Simulated p95 total cold-start duration

Runtime Plan Minimal / Fast Moderate / Fast Heavy / Fast Heavy / Slow
Node.js 20 Consumption 2200 ms 4100 ms 8600 ms 11000 ms
Node.js 20 Flex Consumption 1700 ms 3100 ms 6100 ms 8400 ms
Python 3.11 Consumption 2600 ms 5200 ms 11800 ms 14500 ms
Python 3.11 Flex Consumption 1900 ms 3900 ms 8100 ms 10300 ms

Simulated relative contribution for selected profiles

Profile Host % Package % Framework % App init % Handler % Dominant phase
Node.js Consumption, Minimal / Fast 63.8 10.6 12.8 7.8 5.0 Host startup
Node.js Consumption, Heavy / Fast 18.5 70.8 7.1 2.2 1.4 Package restore
Python Consumption, Heavy / Fast 14.7 71.8 10.6 1.8 1.1 Package restore
Python Flex, Minimal / Slow 21.8 4.2 8.8 62.9 2.3 App init

11. Interpretation

  • Measured (simulated design target): The largest swing factor is package/dependency weight, not first-request handler time.
  • Correlated: Higher dependency count correlates with larger cold-start totals in both runtimes.
  • Correlated: Slow application initialization adds almost linearly to total cold start, regardless of hosting plan.
  • Inferred: Python is likely to show more sensitivity than Node.js when dependency graphs are import-heavy.
  • Inferred: Flex Consumption reduces the platform baseline, but it does not eliminate startup work performed by packages or user code.

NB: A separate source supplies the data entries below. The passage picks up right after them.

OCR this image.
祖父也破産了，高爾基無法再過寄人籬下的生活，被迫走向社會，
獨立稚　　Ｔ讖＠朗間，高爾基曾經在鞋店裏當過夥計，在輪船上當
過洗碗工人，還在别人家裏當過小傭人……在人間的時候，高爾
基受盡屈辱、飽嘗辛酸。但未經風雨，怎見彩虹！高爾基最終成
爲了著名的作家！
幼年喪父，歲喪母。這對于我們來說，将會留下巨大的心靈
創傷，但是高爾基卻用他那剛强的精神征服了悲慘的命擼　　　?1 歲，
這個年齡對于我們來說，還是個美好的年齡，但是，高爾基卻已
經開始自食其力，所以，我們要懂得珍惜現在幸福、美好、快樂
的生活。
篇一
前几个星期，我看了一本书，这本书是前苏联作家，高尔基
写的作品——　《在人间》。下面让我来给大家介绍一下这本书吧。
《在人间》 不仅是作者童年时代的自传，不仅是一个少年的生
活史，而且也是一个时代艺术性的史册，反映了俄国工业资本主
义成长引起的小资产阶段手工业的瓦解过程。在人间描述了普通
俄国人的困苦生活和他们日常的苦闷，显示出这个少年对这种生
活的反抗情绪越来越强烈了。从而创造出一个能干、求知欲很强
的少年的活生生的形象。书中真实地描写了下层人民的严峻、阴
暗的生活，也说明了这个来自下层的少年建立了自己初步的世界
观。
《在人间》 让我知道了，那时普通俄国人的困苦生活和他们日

Support interpretation should therefore separate three different questions:

  1. Is the delay mostly platform baseline?
  2. Is the delay mostly artifact/dependency size?
  3. Is the delay mostly user-controlled startup logic?

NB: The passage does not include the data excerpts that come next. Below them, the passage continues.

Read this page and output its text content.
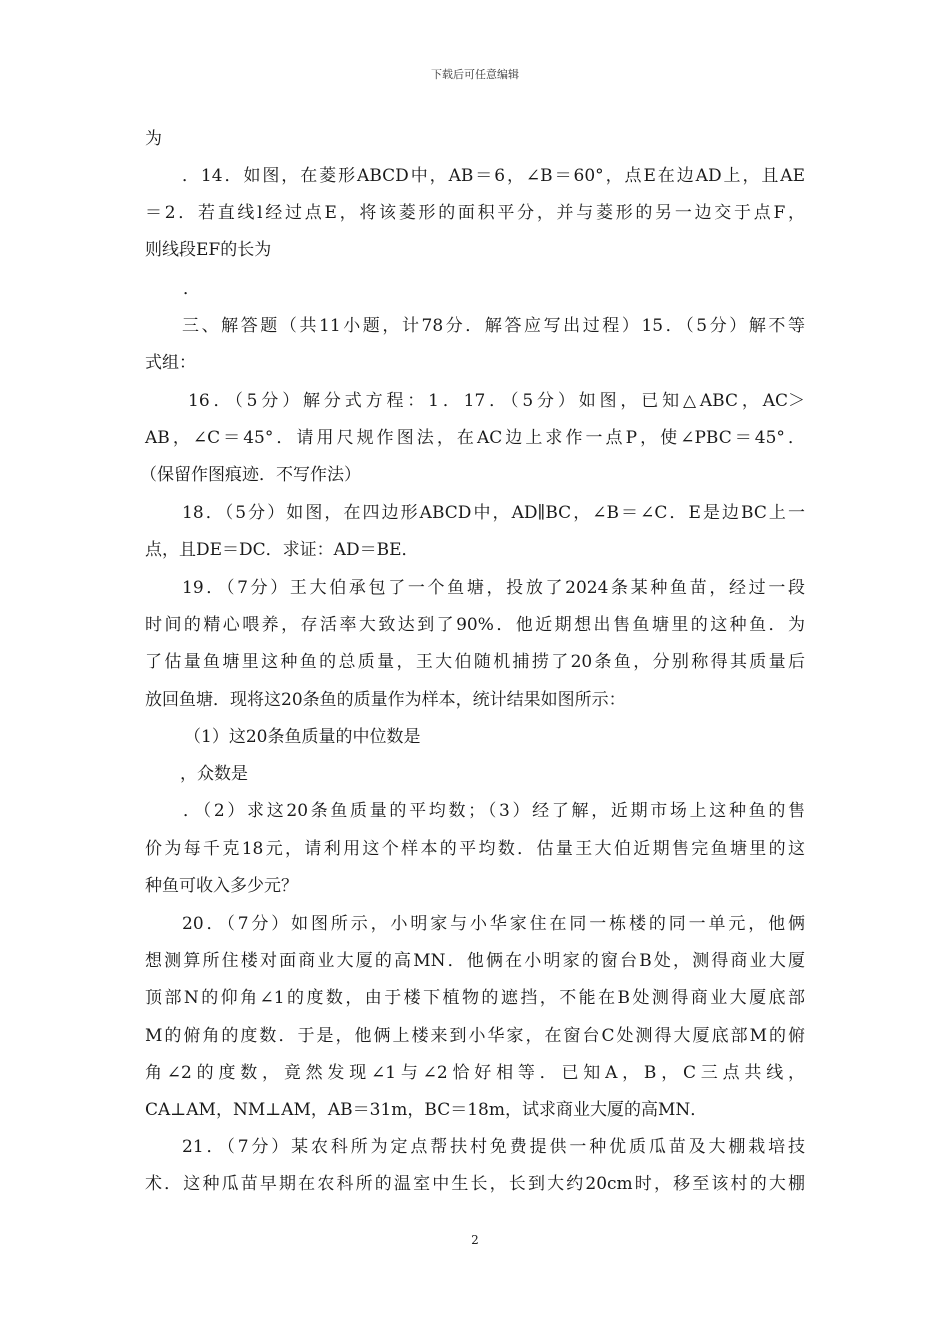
下载后可任意编辑
为
．14．如图，在菱形ABCD中，AB＝6，∠B＝60°，点E在边AD上，且AE
＝2．若直线l经过点E，将该菱形的面积平分，并与菱形的另一边交于点F，
则线段EF的长为
．
三、解答题（共11小题，计78分．解答应写出过程）15．（5分）解不等
式组：
16．（5分）解分式方程：1．17．（5分）如图，已知△ABC，AC＞
AB，∠C＝45°．请用尺规作图法，在AC边上求作一点P，使∠PBC＝45°．
（保留作图痕迹．不写作法）
18．（5分）如图，在四边形ABCD中，AD∥BC，∠B＝∠C．E是边BC上一
点，且DE＝DC．求证：AD＝BE．
19．（7分）王大伯承包了一个鱼塘，投放了2024条某种鱼苗，经过一段
时间的精心喂养，存活率大致达到了90%．他近期想出售鱼塘里的这种鱼．为
了估量鱼塘里这种鱼的总质量，王大伯随机捕捞了20条鱼，分别称得其质量后
放回鱼塘．现将这20条鱼的质量作为样本，统计结果如图所示：
（1）这20条鱼质量的中位数是
，众数是
．（2）求这20条鱼质量的平均数；（3）经了解，近期市场上这种鱼的售
价为每千克18元，请利用这个样本的平均数．估量王大伯近期售完鱼塘里的这
种鱼可收入多少元？
20．（7分）如图所示，小明家与小华家住在同一栋楼的同一单元，他俩
想测算所住楼对面商业大厦的高MN．他俩在小明家的窗台B处，测得商业大厦
顶部N的仰角∠1的度数，由于楼下植物的遮挡，不能在B处测得商业大厦底部
M的俯角的度数．于是，他俩上楼来到小华家，在窗台C处测得大厦底部M的俯
角∠2的度数，竟然发现∠1与∠2恰好相等．已知A，B，C三点共线，
CA⊥AM，NM⊥AM，AB＝31m，BC＝18m，试求商业大厦的高MN．
21．（7分）某农科所为定点帮扶村免费提供一种优质瓜苗及大棚栽培技
术．这种瓜苗早期在农科所的温室中生长，长到大约20cm时，移至该村的大棚
2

Without this separation, teams may incorrectly escalate a dependency-heavy app as a platform cold-start regression.

12. What this proves

If live execution matches the simulated pattern, this experiment would support the following conclusions:

  • Cold start is not a single opaque delay; it can be decomposed into platform, dependency, framework, and app-init phases.
  • Heavy dependency sets can dominate total cold start more than the function handler itself.
  • Artificially slow startup code is clearly distinguishable from platform host startup when trace markers are added.
  • Flex Consumption improves baseline cold-start behavior, but customer code and dependency footprint still materially matter.

13. What this does NOT prove

  • It does not prove exact cold-start numbers for all regions, runtimes, or trigger types.
  • It does not prove that every long cold start is a platform issue.
  • It does not prove package restoration is always remote download time; some of that window may be package mount, extraction, import, or filesystem access.
  • It does not prove behavior for Premium, Dedicated, Durable Functions, or non-HTTP triggers.
  • It does not replace customer-specific telemetry from an actual production incident.

14. Support takeaway

When a customer reports cold start:

  1. Ask which hosting plan they use and whether Flex always-ready is enabled.
  2. Ask whether the app recently added large dependencies or heavy startup logic.
  3. Compare first-request duration with warm-request duration.
  4. Collect request + trace correlation for one known cold invocation.
  5. Identify whether delay is before user code, during imports, or inside app initialization.

Decision heuristic:

  • Delay before user traces appear -> investigate host/platform/package acquisition.
  • Delay between import markers -> investigate dependency tree and framework startup.
  • Delay between app-init markers -> investigate customer startup logic and global object creation.
  • Delay only inside handler -> cold start might be secondary; investigate downstream dependency latency.

15. Reproduction notes

  • Cold-start timing is sensitive to idle duration; use a conservative idle gap such as 10-15 minutes.
  • Repeat enough times to avoid overfitting to one noisy platform allocation event.
  • Keep deployment artifacts stable during the test window; redeployment can change package acquisition characteristics.
  • For Flex Consumption, document whether always-ready is 0 or nonzero, because that changes interpretation.
  • Disable or reduce telemetry sampling for the experiment window so startup traces are not lost.
  • If host startup exceeds 30 seconds on Flex Consumption, Microsoft documents startup timeout considerations for app initialization; treat such runs as a separate failure mode, not just a slow cold start.